When the prototype is launched without --block
command line option, it removes all the files from the aggregator
and statedb
directories. This is to make iterating over changing data formats more convenient, but needs to be taken into account to not accidentally remove the results of a long run.
Currently, apart from --block
option that allows resuming the prototype run after a graceful interruption, there are following additional options:
Option --commfreq
has default value 256. It means that instead of calculating commitment (currently the root hash of a Patricia Merkle Tree over the state) happens after blocks whose numbers are multiple of 256. Calculated commitment is compared to what is stored in the corresponding block header. Setting --commfreq 1
means calculating and checking commitment after every block, which has the highest performance overhead, but provides more thorough checking of the commitment calculation algorithm and code (which is still experimental and is not used anywhere except for this prototype). Setting it higher values (maximum is 4096, because otherwise it would interfere with producing commitment data files) reduces the performance overhead, allowing the prototype to run faster. It comes at a cost of highest memory usage, because state modifications are kept in memory between subsequent computations of the commitment.
Option --changesets
is designed to turn on the generation of change sets with the granularity of a single transaction (as opposed to the granularity of a block, as in Erigon beta). This is not yet functional, and subject to further active development and changes. Also, this setting has to enable writing the before value change files.
When option --pprof
is used, the prototype starts up a Web server with standard Golang pprof capabilities. It prints out following:
INFO[01-16|21:49:04.253] Starting pprof server cpu="go tool pprof -lines -http=: http://127.0.0.1:6060/debug/pprof/profile?seconds=20" heap="go tool pprof -lines -http=: http://127.0.0.1:6060/debug/pprof/heap"

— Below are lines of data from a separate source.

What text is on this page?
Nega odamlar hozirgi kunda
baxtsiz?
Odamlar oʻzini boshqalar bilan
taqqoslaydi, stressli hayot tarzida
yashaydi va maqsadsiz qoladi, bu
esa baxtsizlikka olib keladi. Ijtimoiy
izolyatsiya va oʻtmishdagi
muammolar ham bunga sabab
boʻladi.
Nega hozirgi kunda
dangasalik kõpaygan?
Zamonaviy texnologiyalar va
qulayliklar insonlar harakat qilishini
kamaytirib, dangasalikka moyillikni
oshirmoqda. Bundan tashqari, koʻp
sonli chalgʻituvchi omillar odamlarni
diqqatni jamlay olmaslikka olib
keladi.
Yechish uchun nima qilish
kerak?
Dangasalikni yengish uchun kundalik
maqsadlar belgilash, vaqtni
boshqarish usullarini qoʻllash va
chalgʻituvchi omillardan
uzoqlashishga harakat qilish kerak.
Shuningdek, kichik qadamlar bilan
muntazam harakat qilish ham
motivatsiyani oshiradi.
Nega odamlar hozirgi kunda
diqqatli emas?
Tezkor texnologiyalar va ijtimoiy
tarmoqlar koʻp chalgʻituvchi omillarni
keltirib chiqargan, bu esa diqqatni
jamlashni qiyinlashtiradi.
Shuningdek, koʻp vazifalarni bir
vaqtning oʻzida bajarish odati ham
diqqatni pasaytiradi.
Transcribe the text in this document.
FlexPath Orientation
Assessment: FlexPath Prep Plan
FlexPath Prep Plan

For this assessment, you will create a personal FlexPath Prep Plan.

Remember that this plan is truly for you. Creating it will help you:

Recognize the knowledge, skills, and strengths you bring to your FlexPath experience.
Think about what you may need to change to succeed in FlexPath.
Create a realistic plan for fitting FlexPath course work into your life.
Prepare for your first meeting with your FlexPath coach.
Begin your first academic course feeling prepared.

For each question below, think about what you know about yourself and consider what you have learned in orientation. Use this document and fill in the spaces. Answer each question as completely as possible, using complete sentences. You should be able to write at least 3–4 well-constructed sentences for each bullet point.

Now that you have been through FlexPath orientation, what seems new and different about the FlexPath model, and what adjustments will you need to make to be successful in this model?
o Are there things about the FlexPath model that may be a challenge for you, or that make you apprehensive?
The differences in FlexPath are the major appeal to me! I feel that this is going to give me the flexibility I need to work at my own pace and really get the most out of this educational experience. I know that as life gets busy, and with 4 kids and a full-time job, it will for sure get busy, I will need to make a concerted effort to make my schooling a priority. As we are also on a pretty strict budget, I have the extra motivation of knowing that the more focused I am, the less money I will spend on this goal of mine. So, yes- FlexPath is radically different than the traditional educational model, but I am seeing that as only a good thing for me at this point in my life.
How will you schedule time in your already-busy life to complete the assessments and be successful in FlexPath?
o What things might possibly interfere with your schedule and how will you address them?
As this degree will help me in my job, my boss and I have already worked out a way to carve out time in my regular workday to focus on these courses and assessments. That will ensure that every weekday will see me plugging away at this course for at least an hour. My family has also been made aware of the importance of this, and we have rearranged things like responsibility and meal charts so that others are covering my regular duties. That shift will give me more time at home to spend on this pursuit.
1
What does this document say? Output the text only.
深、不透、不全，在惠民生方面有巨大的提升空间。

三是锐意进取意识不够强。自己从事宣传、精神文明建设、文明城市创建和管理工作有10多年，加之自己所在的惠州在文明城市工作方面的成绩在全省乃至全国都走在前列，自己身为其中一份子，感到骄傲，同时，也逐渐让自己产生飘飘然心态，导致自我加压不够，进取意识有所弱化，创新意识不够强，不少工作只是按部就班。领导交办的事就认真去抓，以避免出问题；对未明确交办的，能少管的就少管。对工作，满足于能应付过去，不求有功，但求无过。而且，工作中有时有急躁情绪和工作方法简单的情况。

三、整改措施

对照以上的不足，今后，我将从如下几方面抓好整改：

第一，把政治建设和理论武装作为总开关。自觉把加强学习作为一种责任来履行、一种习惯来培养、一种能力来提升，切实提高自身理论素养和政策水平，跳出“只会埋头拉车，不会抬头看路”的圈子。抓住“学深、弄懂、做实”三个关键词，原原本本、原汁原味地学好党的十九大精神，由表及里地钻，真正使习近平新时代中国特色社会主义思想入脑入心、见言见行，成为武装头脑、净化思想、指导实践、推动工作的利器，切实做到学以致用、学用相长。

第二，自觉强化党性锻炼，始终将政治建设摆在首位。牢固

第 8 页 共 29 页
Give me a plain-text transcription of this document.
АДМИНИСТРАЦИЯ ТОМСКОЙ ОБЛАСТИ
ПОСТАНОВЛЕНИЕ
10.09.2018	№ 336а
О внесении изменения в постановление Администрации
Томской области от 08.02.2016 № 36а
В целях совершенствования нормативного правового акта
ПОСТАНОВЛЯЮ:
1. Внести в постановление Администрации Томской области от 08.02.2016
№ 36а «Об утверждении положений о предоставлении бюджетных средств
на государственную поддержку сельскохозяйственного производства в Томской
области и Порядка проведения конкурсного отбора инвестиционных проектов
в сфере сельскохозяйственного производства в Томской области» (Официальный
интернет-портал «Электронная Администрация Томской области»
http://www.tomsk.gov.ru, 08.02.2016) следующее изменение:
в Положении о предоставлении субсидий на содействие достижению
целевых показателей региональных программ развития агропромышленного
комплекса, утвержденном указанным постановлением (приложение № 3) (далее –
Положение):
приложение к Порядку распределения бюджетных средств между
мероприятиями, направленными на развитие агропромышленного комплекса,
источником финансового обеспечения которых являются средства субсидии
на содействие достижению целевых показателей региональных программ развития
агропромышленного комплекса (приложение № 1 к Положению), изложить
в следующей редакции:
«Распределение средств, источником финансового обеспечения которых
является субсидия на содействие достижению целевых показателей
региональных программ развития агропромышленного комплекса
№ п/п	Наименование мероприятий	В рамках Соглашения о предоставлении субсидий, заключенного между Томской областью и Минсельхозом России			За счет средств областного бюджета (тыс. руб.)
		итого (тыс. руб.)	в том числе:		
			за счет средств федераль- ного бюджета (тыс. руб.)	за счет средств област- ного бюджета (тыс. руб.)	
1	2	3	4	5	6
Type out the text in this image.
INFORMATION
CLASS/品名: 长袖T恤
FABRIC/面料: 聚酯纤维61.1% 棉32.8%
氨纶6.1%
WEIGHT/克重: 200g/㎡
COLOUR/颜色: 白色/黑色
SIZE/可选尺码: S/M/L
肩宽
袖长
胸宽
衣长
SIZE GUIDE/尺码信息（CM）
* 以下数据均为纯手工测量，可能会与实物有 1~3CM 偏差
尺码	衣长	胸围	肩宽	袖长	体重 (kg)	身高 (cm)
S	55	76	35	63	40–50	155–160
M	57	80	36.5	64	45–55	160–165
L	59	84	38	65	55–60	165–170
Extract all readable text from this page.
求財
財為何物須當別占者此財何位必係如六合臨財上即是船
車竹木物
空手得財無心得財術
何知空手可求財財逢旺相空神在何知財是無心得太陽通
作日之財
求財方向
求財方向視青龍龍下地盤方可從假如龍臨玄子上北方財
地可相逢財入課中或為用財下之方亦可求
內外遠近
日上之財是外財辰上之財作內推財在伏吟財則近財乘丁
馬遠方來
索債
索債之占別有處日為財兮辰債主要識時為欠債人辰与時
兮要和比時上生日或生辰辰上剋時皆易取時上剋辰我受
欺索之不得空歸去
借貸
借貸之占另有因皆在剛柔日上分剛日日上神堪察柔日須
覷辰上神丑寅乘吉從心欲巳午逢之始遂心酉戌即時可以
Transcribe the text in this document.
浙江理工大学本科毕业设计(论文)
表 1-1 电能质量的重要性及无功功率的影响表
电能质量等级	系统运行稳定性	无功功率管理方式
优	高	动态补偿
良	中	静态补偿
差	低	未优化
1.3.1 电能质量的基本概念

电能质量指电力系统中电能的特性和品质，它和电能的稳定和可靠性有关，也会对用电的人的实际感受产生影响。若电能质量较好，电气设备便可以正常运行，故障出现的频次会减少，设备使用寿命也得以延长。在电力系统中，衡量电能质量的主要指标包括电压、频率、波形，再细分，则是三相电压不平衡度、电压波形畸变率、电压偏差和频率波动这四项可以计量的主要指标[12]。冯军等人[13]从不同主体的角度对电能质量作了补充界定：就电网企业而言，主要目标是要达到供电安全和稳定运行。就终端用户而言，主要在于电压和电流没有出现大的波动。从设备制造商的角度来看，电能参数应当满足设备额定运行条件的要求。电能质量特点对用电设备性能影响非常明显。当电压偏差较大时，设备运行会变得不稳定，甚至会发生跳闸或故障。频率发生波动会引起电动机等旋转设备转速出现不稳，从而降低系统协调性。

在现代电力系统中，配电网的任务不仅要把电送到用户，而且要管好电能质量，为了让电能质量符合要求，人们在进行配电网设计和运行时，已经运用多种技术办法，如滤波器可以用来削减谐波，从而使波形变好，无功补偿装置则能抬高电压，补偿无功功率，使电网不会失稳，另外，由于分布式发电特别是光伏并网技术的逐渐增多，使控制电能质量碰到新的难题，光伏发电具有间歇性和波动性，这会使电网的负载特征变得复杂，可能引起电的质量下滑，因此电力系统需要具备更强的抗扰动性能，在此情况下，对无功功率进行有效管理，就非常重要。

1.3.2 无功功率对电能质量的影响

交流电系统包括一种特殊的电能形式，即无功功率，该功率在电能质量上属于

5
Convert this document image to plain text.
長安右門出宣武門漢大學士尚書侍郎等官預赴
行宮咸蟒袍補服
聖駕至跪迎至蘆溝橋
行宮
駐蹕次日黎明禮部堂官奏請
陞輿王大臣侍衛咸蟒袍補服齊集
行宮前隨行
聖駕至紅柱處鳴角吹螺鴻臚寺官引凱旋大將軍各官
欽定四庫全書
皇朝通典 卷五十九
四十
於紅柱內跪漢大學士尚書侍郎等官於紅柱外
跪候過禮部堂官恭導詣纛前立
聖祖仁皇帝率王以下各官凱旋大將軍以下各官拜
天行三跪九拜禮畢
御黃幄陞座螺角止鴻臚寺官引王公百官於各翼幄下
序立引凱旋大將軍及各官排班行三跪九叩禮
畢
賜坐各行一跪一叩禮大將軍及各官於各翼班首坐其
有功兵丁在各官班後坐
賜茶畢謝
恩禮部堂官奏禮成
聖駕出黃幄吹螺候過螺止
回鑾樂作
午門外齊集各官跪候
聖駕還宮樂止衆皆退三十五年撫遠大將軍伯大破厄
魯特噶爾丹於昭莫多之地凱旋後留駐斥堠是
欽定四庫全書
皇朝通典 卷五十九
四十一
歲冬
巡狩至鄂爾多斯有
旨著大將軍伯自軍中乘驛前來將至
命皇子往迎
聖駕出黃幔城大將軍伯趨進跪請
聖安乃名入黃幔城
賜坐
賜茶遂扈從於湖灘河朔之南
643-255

Accordingly, one can generate a CPU profile by running go tool pprof
in a different console like so (to capture 2 minutes worth of CPU profiling:
% go tool pprof "http://127.0.0.1:6060/debug/pprof/profile?seconds=120"
Fetching profile over HTTP from http://127.0.0.1:6060/debug/pprof/profile?seconds=120
When profile comes back, one can use png
command in the pprof
console to generate a picture that may look like this:
Currently, recsplit.Index
type has a function Lookup
that allows computing the enumeration of a given key in the corresponding perfect hash table. Internally, this function uses hasher
member field to compute murmur 3 hash of the key to determine its bucket and fingerprint. The usage of hasher
member field makes Lookup
function not thread safe, therefore recsplit.Index
cannot be safely used from multiple go-routines. Proposed solution is to create IndexReader
type that would encapsulate the hasher
instead. Multiple IndexReader
s will be able to lookup from the same Index
instance. We cannot really have multiple recsplit.Index
instances for the same index file, because it is memory mapped.
Once index files can be used concurrently from multiple go-routines, the aggregation process can be off-loaded to a separate go-routine, so that the block/transaction replay can proceed while the aggregation of change files into data files, as well as the aggregation of data files is happening on the background. This is also how it would work in production - background aggregation should not have big impact on the performance of on-line block processing.